In assessment of spinal infection, MRI is the most sensitive, specific, and accurate imaging tool [7]. Nevertheless, definitive diagnosis of Salmonella vertebral osteomyelitis depends on the isolation of the organism from a bone specimen obtained by needle or open biopsy, aspirate of an adjacent fluid collection, or positive blood culture in a patient with clinical features consistent with vertebral osteomyelitis [4].
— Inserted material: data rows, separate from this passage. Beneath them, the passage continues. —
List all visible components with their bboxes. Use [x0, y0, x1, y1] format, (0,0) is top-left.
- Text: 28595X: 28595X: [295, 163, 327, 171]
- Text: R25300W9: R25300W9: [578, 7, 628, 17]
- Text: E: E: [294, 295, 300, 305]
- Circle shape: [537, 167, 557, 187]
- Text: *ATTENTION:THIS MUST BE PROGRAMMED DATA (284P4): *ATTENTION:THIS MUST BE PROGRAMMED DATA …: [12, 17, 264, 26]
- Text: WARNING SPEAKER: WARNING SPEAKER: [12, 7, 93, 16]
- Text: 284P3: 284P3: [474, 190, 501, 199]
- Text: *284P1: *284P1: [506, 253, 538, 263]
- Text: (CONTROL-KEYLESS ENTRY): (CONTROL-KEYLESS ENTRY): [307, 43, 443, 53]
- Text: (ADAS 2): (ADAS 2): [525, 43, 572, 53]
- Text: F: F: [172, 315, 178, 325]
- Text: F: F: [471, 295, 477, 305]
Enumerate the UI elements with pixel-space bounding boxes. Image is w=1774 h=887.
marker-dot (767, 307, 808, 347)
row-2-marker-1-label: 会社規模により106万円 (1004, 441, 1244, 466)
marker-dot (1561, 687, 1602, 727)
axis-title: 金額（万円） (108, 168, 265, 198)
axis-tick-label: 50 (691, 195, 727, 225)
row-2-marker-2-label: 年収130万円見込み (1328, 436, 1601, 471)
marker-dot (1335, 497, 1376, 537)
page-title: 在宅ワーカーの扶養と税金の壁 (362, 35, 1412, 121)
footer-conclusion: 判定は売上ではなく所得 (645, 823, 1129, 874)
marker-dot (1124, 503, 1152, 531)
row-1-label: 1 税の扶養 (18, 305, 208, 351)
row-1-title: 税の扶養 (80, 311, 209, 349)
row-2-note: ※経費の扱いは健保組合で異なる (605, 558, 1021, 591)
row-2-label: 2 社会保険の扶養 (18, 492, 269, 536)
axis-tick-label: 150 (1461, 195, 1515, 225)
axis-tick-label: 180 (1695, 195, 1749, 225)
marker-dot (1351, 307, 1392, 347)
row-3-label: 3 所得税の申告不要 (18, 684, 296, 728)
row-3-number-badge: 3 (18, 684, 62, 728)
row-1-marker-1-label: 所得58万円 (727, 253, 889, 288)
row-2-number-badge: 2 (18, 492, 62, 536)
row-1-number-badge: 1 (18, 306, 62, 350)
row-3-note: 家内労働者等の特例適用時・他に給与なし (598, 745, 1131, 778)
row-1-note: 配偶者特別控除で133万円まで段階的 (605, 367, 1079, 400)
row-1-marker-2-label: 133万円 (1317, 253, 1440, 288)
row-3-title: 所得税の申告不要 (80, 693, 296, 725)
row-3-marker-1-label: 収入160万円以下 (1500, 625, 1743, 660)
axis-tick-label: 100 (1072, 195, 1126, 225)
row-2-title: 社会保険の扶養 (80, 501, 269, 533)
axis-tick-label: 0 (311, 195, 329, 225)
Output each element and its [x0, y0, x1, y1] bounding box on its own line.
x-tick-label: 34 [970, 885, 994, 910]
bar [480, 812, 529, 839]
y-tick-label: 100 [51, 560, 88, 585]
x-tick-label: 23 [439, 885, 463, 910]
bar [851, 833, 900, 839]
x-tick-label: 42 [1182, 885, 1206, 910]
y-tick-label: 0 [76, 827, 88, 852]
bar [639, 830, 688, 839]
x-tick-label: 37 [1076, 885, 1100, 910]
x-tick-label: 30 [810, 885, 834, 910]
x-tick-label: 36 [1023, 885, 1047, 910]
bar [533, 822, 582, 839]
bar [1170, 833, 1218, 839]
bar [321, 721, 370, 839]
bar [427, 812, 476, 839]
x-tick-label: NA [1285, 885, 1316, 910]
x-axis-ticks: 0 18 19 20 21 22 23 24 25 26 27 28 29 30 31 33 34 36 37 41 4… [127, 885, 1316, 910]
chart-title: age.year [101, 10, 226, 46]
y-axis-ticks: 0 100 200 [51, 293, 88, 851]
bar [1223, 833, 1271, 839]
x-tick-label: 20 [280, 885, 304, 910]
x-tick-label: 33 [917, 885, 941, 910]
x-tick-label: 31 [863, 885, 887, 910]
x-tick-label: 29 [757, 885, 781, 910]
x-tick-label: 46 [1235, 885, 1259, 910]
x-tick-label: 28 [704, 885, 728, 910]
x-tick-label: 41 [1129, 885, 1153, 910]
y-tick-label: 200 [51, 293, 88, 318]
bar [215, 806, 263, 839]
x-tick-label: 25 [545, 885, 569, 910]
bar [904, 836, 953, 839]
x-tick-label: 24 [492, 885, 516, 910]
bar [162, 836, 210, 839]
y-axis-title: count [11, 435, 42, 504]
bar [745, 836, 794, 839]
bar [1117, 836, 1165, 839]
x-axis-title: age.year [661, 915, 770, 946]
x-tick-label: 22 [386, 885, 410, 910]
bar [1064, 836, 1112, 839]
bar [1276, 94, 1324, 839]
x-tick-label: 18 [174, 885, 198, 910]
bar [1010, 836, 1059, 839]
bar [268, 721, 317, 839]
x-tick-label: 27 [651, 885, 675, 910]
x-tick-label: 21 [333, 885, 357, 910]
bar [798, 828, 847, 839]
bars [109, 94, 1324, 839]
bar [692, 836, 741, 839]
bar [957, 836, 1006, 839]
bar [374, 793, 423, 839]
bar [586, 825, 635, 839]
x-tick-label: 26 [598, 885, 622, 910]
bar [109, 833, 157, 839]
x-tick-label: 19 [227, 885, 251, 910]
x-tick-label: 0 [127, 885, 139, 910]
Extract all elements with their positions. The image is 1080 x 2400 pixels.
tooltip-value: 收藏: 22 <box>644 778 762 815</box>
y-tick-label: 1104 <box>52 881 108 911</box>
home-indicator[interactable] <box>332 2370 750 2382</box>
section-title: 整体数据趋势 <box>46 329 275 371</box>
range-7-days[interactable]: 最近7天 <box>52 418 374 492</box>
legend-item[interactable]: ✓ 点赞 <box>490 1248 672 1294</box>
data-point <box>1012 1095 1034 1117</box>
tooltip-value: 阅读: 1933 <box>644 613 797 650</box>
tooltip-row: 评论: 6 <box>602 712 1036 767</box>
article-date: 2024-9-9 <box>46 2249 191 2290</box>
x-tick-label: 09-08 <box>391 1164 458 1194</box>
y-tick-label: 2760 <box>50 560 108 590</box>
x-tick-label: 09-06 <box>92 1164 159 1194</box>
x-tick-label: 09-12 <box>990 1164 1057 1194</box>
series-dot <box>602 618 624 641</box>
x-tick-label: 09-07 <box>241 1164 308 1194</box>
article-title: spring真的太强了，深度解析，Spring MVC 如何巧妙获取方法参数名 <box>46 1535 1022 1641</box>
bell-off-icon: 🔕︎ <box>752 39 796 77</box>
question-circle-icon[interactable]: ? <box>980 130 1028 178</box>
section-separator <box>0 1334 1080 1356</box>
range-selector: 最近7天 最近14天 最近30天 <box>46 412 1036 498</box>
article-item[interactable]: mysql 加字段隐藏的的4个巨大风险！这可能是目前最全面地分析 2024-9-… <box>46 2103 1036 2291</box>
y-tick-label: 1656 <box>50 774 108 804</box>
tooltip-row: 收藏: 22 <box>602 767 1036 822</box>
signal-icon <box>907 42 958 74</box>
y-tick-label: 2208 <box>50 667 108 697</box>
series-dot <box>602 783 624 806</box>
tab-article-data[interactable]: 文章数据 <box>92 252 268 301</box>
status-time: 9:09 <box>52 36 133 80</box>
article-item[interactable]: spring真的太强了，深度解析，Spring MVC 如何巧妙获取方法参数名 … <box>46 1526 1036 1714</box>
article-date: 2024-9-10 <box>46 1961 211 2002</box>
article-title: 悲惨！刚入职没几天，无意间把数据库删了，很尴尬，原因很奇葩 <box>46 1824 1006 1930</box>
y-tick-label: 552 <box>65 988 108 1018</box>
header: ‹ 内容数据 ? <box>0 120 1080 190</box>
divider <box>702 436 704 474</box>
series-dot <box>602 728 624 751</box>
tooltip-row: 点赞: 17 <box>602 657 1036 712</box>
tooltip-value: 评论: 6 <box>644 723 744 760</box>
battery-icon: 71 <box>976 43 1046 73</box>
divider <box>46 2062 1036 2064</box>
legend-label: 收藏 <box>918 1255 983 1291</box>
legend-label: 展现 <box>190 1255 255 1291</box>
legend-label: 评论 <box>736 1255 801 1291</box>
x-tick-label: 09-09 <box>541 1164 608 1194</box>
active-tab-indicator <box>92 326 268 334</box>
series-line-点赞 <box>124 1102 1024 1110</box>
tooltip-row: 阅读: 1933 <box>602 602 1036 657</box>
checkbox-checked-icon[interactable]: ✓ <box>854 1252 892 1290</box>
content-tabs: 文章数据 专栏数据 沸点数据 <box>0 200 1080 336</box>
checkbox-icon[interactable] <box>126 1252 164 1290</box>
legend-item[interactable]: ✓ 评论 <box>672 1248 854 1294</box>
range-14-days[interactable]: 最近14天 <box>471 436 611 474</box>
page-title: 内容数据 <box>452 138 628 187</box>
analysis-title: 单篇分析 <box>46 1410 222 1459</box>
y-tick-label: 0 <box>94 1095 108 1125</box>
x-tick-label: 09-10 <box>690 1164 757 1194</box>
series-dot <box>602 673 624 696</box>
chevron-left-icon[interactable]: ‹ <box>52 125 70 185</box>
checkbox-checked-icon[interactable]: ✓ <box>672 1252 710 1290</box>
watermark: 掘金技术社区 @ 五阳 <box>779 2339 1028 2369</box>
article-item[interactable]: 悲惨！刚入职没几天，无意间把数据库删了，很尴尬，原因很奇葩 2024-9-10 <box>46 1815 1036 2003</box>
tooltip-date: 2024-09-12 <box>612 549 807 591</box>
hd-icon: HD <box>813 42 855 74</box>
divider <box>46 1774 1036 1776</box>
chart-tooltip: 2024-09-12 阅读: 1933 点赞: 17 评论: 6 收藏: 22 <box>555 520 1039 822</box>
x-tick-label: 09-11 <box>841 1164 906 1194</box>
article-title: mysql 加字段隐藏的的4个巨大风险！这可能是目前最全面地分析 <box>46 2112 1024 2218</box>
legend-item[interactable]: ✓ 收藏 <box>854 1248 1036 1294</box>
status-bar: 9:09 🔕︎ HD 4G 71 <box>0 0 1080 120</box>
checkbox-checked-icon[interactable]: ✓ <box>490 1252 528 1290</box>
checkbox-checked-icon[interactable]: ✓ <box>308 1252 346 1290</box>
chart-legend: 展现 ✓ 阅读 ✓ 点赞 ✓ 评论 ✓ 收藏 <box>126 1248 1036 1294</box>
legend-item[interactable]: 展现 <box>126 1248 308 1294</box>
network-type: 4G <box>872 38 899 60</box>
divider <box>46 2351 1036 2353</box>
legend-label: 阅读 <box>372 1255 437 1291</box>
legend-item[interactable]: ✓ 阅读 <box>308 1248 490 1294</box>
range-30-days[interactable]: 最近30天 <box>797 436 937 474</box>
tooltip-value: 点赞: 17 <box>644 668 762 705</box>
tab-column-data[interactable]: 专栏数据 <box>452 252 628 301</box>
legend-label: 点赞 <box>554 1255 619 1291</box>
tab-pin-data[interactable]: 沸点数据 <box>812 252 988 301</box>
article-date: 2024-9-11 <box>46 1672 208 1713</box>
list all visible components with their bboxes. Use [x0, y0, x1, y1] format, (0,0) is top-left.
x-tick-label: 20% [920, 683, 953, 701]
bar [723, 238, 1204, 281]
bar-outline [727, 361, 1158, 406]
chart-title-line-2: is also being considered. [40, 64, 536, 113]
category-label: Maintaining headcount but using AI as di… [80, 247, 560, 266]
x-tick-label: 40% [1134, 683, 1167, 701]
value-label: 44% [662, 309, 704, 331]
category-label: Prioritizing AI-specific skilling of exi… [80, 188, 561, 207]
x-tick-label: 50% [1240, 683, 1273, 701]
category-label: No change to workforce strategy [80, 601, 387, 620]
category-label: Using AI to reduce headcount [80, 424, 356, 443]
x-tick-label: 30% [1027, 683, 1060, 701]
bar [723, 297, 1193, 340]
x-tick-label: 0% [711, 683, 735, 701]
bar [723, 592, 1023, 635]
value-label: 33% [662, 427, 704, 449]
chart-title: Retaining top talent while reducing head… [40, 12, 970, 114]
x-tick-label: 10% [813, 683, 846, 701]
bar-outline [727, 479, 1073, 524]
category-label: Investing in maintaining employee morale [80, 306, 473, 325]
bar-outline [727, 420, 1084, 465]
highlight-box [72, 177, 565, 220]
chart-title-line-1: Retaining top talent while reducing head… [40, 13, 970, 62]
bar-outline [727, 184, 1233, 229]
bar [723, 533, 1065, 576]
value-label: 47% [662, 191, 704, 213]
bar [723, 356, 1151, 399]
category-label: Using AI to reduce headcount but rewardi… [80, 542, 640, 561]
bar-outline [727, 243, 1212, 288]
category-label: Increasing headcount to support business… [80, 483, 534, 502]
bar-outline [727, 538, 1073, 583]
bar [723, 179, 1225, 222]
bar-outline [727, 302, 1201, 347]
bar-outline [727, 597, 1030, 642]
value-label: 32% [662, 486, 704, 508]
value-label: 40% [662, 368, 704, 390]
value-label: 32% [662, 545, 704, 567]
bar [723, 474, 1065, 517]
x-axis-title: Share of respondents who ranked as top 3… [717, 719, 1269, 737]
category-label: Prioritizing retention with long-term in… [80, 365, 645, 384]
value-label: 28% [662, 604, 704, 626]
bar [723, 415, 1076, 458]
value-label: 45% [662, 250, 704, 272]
Salmonella vertebral osteomyelitis can be primarily treated with antibiotics therapy and should be guided by results of antibiotics susceptibility studies for a duration of at least 6 weeks. Chloramphenicol, tetracycline, ampicillin, trimethoprim-sulfamethoxazole, amikacin, and cefotaxime have been used for treatment of Salmonella vertebral osteomyelitis [4]. However, of late, there has been emergence of antibiotics resistance mainly in South East Asia, the Middle East, and Africa and therefore agents such as third-generation cephalosporins and fluoroquinolones are the agents of choice [2]. Patients with large paravertebral abscesses may need only needle aspiration while patients with extensive bone destruction and epidural abscesses will require operative procedures such as laminectomy with abscess drainage, debridement and curettage, anterior debridement, and fusion with autologous bone grafting [4].

Conflict of Interests

The authors declare that there is no conflict of interests regarding the publication of this paper.